Fig. 6. TLC of lipid populations after ExoU induction. Yeast cells were labeled with 1 µCi [¹⁴C]palmitic acid. The change of lipid composition after ExoU induction was analyzed by TLC. (A) Samples were loaded onto silica gel TLC plates, based on cell number (OD₆₀₀), and resolved using solvent system A. Percentages of free palmitic acids and neutral lipids of the total radioactivity were analyzed after induction times of 2 and 5 h. Arachidonic acid (AA) and palmitate (palm) were used as markers. The migration of neutral lipids is marked as NL. (B) TLC with OD₆₀₀ normalization using solvent system B to resolve phospholipids. The migration of phospholipids is marked as PL. A unique radiolabeled phospholipid product (*) appears only in cultures after induction of ExoU. The radioactivity in this spot was not included in the calculation of the percentage of radioactivity in the phospholipid fraction. (C) Samples were normalized using ¹⁴C instead of cell numbers. Percentages of free palmitic acids and neutral lipids of the total radioactivity were analyzed after 1 and 2 h induction using solvent system A. (D) TLC with optical density normalization using solvent system A. TLC was performed on vector controls pYES/CT/lacZ (lacZ), strains expressing ExoUGFP (ExoU) and strains containing an alanine substitution for either of the catalytic residues (S142A and D344A) after 45 and 80 min of induction.
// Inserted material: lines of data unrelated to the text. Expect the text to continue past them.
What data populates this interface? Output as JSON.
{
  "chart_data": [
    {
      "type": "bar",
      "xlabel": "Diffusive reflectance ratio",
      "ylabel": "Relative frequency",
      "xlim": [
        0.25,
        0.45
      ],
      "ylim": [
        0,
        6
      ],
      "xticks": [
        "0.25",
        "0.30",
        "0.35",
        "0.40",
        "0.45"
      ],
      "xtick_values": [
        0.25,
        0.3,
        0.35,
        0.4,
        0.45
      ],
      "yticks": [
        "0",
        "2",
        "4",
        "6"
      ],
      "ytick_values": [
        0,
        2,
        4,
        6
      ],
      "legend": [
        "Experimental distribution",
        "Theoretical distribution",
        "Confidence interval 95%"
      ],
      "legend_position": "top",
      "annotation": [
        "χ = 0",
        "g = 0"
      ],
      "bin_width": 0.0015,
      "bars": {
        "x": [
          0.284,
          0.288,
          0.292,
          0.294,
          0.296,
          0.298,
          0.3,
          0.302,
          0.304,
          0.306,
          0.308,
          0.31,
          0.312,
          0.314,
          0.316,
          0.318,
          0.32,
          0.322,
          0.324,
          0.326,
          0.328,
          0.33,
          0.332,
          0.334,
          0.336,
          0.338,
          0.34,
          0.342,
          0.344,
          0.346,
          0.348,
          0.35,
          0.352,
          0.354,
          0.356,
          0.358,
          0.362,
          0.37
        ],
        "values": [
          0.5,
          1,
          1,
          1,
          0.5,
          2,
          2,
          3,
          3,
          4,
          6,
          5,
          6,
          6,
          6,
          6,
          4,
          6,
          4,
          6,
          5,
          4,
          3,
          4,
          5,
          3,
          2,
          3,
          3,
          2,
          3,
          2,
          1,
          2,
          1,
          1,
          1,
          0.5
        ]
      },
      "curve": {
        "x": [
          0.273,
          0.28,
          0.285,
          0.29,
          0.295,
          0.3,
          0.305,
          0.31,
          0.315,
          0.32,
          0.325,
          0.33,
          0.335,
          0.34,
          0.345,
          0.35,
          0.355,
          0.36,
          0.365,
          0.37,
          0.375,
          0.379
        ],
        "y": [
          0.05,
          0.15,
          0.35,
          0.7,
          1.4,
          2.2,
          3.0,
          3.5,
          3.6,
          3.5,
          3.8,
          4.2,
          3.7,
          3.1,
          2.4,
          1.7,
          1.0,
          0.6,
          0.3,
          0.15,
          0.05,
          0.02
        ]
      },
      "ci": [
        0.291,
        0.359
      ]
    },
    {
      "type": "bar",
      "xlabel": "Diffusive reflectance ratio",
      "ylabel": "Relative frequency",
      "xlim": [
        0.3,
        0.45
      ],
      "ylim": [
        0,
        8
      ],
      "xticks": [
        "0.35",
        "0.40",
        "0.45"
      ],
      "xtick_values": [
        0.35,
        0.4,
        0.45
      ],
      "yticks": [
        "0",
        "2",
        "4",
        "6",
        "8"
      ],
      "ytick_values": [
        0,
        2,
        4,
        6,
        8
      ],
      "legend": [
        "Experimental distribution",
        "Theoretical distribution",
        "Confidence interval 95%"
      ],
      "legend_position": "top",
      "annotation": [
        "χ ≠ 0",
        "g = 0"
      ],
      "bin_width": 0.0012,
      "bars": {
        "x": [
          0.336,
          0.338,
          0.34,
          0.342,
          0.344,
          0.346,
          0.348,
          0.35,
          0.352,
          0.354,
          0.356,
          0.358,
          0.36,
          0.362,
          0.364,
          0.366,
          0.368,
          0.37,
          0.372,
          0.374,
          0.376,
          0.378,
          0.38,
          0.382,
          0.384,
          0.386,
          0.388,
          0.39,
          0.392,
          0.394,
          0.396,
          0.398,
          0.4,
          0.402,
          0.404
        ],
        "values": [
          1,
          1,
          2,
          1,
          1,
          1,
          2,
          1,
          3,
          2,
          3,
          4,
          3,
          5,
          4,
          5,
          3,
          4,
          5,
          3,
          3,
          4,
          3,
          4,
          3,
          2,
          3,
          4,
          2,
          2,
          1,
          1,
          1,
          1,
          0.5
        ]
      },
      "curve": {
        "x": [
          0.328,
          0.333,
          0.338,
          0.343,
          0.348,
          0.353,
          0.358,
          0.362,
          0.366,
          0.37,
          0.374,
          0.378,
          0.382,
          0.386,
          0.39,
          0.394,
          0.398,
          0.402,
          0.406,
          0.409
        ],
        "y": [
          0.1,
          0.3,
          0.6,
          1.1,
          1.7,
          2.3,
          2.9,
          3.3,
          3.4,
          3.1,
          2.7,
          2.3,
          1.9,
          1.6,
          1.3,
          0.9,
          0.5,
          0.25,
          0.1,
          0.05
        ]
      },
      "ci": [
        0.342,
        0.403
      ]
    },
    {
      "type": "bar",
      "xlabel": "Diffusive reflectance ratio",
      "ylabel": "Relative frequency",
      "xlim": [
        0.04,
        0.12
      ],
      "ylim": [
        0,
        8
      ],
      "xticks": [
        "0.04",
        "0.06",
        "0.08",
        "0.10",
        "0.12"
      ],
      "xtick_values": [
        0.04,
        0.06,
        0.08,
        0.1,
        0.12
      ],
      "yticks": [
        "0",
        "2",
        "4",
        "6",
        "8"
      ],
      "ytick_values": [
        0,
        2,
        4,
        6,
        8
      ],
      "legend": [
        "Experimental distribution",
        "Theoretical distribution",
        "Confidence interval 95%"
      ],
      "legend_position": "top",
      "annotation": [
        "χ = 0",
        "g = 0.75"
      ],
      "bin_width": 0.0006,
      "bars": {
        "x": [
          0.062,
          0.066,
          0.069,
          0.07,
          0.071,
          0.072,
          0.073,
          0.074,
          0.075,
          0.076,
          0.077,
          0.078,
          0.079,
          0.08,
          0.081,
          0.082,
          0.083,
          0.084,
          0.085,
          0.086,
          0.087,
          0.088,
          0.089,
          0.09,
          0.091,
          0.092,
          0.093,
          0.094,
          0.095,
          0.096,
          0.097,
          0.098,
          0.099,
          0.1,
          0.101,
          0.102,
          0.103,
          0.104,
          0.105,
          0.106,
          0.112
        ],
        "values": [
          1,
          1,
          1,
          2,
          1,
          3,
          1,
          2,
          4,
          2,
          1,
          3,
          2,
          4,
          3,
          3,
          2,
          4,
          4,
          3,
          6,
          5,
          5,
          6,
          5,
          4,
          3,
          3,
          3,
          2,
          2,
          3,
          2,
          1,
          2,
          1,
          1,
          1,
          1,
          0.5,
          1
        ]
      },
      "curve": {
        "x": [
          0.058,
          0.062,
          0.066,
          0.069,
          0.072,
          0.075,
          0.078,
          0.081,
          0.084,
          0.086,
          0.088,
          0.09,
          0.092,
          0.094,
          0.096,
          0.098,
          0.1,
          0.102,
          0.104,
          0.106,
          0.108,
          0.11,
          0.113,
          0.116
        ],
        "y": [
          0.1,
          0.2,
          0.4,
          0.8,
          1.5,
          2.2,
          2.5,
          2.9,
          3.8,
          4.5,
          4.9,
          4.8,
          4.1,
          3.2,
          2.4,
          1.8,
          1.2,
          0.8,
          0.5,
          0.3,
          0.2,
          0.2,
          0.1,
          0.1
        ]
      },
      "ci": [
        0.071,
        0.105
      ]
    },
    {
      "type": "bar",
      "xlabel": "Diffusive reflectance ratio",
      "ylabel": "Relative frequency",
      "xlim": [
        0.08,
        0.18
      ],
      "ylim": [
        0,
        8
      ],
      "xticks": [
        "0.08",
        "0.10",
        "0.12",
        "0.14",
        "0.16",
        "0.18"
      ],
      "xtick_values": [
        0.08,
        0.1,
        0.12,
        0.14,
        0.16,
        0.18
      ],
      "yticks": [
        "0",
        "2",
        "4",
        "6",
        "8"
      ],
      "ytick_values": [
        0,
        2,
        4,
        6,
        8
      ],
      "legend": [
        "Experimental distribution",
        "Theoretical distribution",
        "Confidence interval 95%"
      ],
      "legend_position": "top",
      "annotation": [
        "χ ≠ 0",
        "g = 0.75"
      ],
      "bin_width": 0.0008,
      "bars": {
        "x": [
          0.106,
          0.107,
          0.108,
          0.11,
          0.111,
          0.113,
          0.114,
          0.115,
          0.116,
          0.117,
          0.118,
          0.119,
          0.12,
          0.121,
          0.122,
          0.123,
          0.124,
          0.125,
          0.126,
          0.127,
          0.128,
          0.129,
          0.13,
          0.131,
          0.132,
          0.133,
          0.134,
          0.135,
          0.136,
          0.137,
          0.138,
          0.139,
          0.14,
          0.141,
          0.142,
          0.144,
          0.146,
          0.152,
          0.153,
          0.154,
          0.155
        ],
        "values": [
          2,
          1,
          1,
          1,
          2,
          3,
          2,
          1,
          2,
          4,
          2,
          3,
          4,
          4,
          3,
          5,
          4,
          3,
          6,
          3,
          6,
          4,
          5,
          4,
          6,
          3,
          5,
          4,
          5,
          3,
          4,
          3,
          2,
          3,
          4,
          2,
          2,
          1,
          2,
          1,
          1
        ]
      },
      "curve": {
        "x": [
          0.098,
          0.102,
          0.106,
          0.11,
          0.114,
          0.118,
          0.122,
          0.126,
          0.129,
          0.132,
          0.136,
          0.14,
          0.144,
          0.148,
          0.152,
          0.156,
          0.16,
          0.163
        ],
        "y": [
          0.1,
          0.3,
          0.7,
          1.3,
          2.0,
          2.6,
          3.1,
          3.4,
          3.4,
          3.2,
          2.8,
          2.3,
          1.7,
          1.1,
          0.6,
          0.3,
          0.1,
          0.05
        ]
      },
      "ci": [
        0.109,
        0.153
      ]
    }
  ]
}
Fig. 7. (A) Lipase activity of rExoU. Purified His-tagged proteins at the indicated concentrations were added to an in vitro assay with ¹⁴C-labeled liposomes. In some cases purified proteins were preincubated with a yeast extract (+ extract) before addition to the labeled liposomes. The release of free fatty acids was measured using TLC. (B) The activity of an rExoU-replete (ExoU + extract) and an rExoU-depleted yeast extract was quantified by fatty acid release. Removal of rExoU from the treated yeast extract was accomplished using cobalt beads (97.6% reduction in protein as assessed by western blot analysis). Lipase activity was reduced by 98.1% upon removal of His-tagged rExoU.